Da strumento di condivisione di esperienze, pensieri ed emozioni Facebook può trasformarsi anche in un rovinoso mezzo esistenziale, sino a far perdere il posto di lavoro all’utente che, quasi disinvoltamente, esprime il proprio “mi piace” ad un post.
Non pura teoria ma quanto successo realmente ad un’insegnante turca che, a suo modo, aveva voluto esprimere tutto il suo dissenso verso le politiche del governo di Recep Erdoğan, mettendo un “like” a dei post – pubblicati da altri utenti – nei quali si incitava alla rivolta e alla ribellione contro le ultime decisioni del Sultano.
Impugnato naturalmente il provvedimento, i tribunali turchi davano ragione al Ministero dell’istruzione, e confermavano l’allontanamento della facinorosa dipendente pubblica, cancellandola dal libro paga dello stato.

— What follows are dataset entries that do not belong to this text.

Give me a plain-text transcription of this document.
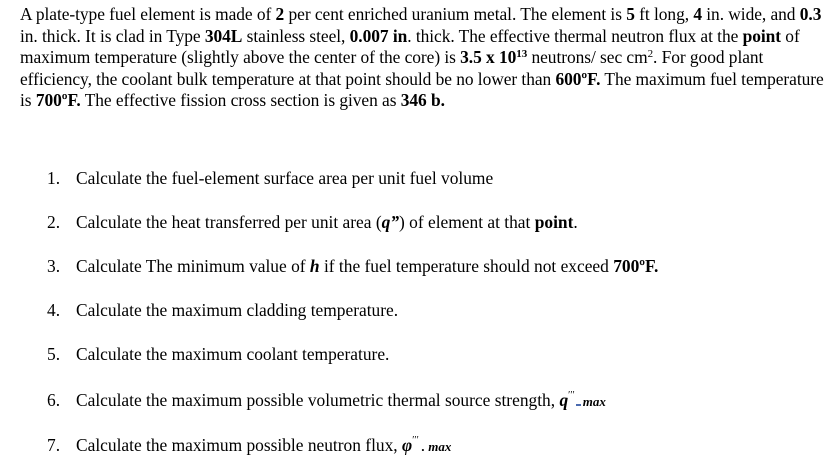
A plate-type fuel element is made of 2 per cent enriched uranium metal. The element is 5 ft long, 4 in. wide, and 0.3 in. thick. It is clad in Type 304L stainless steel, 0.007 in. thick. The effective thermal neutron flux at the point of maximum temperature (slightly above the center of the core) is 3.5 x $10^{13}$ neutrons/ $\sec cm^2$. For good plant efficiency, the coolant bulk temperature at that point should be no lower than 600ºF. The maximum fuel temperature is 700ºF. The effective fission cross section is given as 346 b.

1. Calculate the fuel-element surface area per unit fuel volume
2. Calculate the heat transferred per unit area (q”) of element at that point.
3. Calculate The minimum value of h if the fuel temperature should not exceed 700ºF.
4. Calculate the maximum cladding temperature.
5. Calculate the maximum coolant temperature.
6. Calculate the maximum possible volumetric thermal source strength, q′′′ max
7. Calculate the maximum possible neutron flux, φ′′′ . max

Sulle motivazioni i giudici nazionali si trinceravano dietro il codice del diritto del lavoro e del relativo Contratto collettivo di categoria, strumenti che perseguono – a detta delle motivazioni espresse dall’esecutivo di Ankara nel controricorso – la legittima finalità di mantenimento dell’ordine e della sicurezza sul posto di lavoro.
Di tutt’altro avviso, però, la Corte internazionale dei Diritti dell’Uomo che, interessata dal ricorso della lavoratrice, ha sentenziato come il provvedimento rappresenti chiaramente una violazione del diritto alla libertà di espressione.
Secondo il tribunale di Strasburgo, infatti, gli apprezzamenti non erano indirizzati verso il datore di lavoro della ricorrente ma, in generale, verso fatti di cronaca e, soprattutto, non era stata direttamente la donna a scrivere quei commenti, ma si era limitata semplicemente ad esprimere il proprio apprezzamento al contenuto degli epiteti.
Per tali motivazioni, hanno dedotto le toghe, si ravvisa una violazione del diritto alla libertà di espressione, garantito dall’art. 10 della Convenzione EDU, che impedisce restrizioni nei discorsi politici e di interesse generale anche sui luoghi di lavoro, sia pubblici che privati.
Un like, dunque, val bene una moschea.